Nous suivons donc le processus de définition d’un tableau de bord au sein d’un réseau associatif en nous focalisant sur cet objet intermédiaire et les dynamiques qui concourent à sa création et à la coconstruction du réseau lui-même. Nous optons par conséquent pour une analyse centrée sur le réseau lui-même, dans sa dynamique de structuration, en lien bien sûr avec les éléments de contexte extérieurs à celui-ci, mais seulement dans la façon dont ils sont mobilisés par les acteurs (humains et non humains) en présence. Pour caractériser l’apport de cette démarche de construction d’un tableau de bord à la structuration du réseau, nous mobilisons les quatre dimensions de l’action collective identifiées par Friedberg (1997, p. 166) :
« Le degré de formalisation et de codification de la régulation », qui renvoie à l’explicitation et la codification des règles, ici un dispositif mixte composé de règles et de mécanismes formels et informels progressivement structurés par et structurant l’action collective.
« Le degré de finalisation de la régulation qui renvoie à l’existence de buts formulés et à l’articulation des mécanismes de régulation autour de ces buts. » Il s’agit d’une intégration par les acteurs des résultats projetés de la coopération (ou de la non-coopération) en tant qu’enjeux et moteurs de leurs actions.
« Le degré de prise de conscience et d’intériorisation de la régulation par les participants », qui tient à la réflexivité des acteurs : leur capacité de réflexion et d’anticipation. Les informations et données nécessaires à cette réflexivité sont construites soit par l’intermédiaire des dispositifs et instruments de mesure (visibilité de données de performance), soit par l’interconnaissance des acteurs (capacité d’anticiper les stratégies réciproques).
« Le degré de délégation explicite de la régulation », qui concerne la responsabilité : l’implication respective des acteurs internes (ajustements, équilibrages) et externes (tiers, règles externes) dans la mise en oeuvre de la régulation.
Selon Friedberg, le mouvement de l’action collective tend vers une structuration progressivement plus consciente et formalisée de la coopération, bien que le processus ne suive pas un schéma linéaire et inéluctable. La structuration de l’action collective se réalise à travers des processus d’innovation sociale et d’apprentissage collectif.
L’objet « tableau de bord », par ses caractéristiques et le processus qui en supporte la définition, devient structurant pour le réseau : il en cristallise la construction. C’est un intermédiaire dans l’intégration et la construction des règles de pilotage et plus largement de l’organisation et des représentations associées au réseau.
Étude de cas
Cette étude de cas concerne le déploiement de MAPP au sein d’un réseau associatif émergent dans le secteur des technologies de l’information et de la communication (TIC), Yet Another Java User Group in Luxembourg (YaJUG). Pour la clarté de l’exposé, nous avons structuré l’étude en trois phases, selon les étapes d’émergence et de structuration d’un réseau telles que présentées ci-dessus.

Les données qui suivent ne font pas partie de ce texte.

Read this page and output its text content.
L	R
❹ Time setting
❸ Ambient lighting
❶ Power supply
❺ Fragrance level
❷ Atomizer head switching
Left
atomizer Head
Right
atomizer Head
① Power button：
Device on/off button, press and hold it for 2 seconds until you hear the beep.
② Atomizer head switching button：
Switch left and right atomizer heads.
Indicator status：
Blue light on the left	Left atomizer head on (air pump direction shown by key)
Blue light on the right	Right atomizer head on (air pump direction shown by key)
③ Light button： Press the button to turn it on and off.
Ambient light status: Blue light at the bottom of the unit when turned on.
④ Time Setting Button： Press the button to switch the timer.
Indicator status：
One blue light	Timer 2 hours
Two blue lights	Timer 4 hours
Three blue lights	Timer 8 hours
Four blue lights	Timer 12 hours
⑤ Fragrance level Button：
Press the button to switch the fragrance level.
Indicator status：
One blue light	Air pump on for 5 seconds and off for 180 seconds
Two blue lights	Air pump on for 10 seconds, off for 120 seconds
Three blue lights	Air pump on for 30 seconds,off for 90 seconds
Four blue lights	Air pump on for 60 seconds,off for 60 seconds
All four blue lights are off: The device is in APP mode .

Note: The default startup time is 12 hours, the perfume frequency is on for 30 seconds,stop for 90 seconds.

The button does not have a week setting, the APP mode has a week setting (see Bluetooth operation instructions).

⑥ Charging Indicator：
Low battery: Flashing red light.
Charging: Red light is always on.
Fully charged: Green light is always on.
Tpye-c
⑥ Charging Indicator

Sous la forme d’une ASBL, YaJUG regroupe des passionnés de la technologie Java. Ce réseau n’a pas de finalité économique en tant que telle, mais a pour objet la promotion de Java face à une menace perçue : sa perte de vitesse dans un environnement hautement concurrentiel.
Première phase : alignement
À la fin de 2005, à l’occasion d’un événement regroupant les professionnels des TIC sur la place luxembourgeoise, l’idée de créer un réseau autour de Java jaillit au sein d’un petit groupe, trois personnes partageant une passion commune pour cette technologie. Ces personnes, qui s’investissent à titre individuel, présentent des profils professionnels divers et viennent d’organisations publiques et privées.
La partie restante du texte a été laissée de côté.